なるほど、この国には女王様がいるわけか。
「で、トモキ。あなたの日本という国のトップはどんな人なの? まさか、共和国の執政賢者みたいな、神様の系譜じゃない庶民出身だったりしないわよね? 国のトップというものは神様に選ばれた神聖なるお方しか務まらないものでしょう?」
なるほど。
まあ、そういう文化がある世界ということか。
ココみたいな奴隷がいるところから見ても、現代日本の倫理観からするとズレているところが多々ある世界である可能性がある。
返答は慎重にしなければな。
うん、ここは正直に答えよう。
話を聞いている限り、多神教の世界みたいだし、きっと、この姫様――シュリアの好みにあうはずだ。
「とある女神様の子孫が代々国をおさめているのです。我々は天皇陛下とお呼びしています。日本が国として成立して以来2700年近く、それは変わりありませんでした」
「まあ! 2700年って言ったら、すごいわね! 我が国でもまだ300年なのに」
「そして、その天皇陛下が民衆に選ばれた人間に政治を任せています」
「なるほどなるほど」
と言って、シュリアは紅茶をふーふー吹いてからずずっと飲む。
姫様っていうわりには優雅さはないな。
ま、そこが親しみやすくも感じるけどさ。
「つまり、日本は我が国と同じ王政ってことで、いいのかしら?」
「そうですね。

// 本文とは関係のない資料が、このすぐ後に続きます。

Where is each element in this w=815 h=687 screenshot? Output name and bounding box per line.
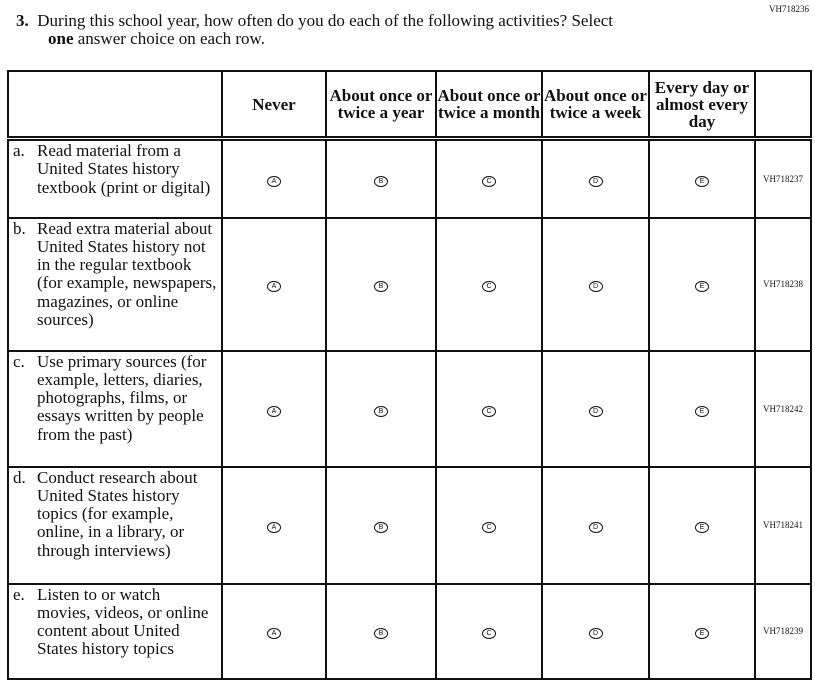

君主制をとっております」
現在の日本は立憲君主制に近いけどね。正確に言うと象徴天皇制だ。
俺だって今の外見はともかく、中身は35歳の男だ。このくらいは説明できる。
「我がリエーニ王国も、300年前、女神様の子孫と認められた、神聖王が建国した王国なわけだし、そっくりね! 私ね、女王陛下にお会いしたことがあるの! 私より年下でいらっしゃるんだけど、もう、オーラが違うわね。こんな戦乱の時代だけど、あの素晴らしい女王陛下はきっとこの国に平和をもたらしてくださるわ」
「戦乱の時代?」
「ん? そうでしょ? だってあちこちで戦争だらけだもの。魔王軍との戦いも長引いているし」
「え、このあたりは大丈夫なんですか?」
シュリアは俺が異世界転生してきたとまでは思っていない。ただの外国人だと思っているようだ。
だから、俺が世界情勢を当然知っているものとして話してくる。
「今のところはね。戦線は西に100カルマルト向こうだし。でも、いつどうなるか……。ごめんね、私はニッポンってどこにあるか知らないんだけど、そこは魔王軍に攻め込まれていないの?」
「今のところは戦争もなく平和でしたが」
「そう、いいわね。ふふふ。もっといろいろ聞きたいわね。ニッキー、お茶のおかわりを……」
シュリアが言いかけたときだった。
突然、俺の目の前からケーキが消えた。
あれ、せっかく今食べようとしていたのに!
っていうか、消えたのではなく……。
「こら、ミラリス! それはお客様のよ!」
テーブルの下から、手が生えてきて俺のケーキを奪い取ったのだ。
かがんで覗いてみると、そこには女の子がいた。
ショートカットでシュリアと同じ赤髪の、かわいらしい子どもだ。
十歳くらいかな?
その少女は俺と目が合うと、
「えへへへー」
と笑う。
頭上にはステータス。
●E
▲D
■E
✿D
★C
うーん、全体的に低いな。
まだ子どもだからか?
やっぱり、なんらかの能力値を示しているのだろう。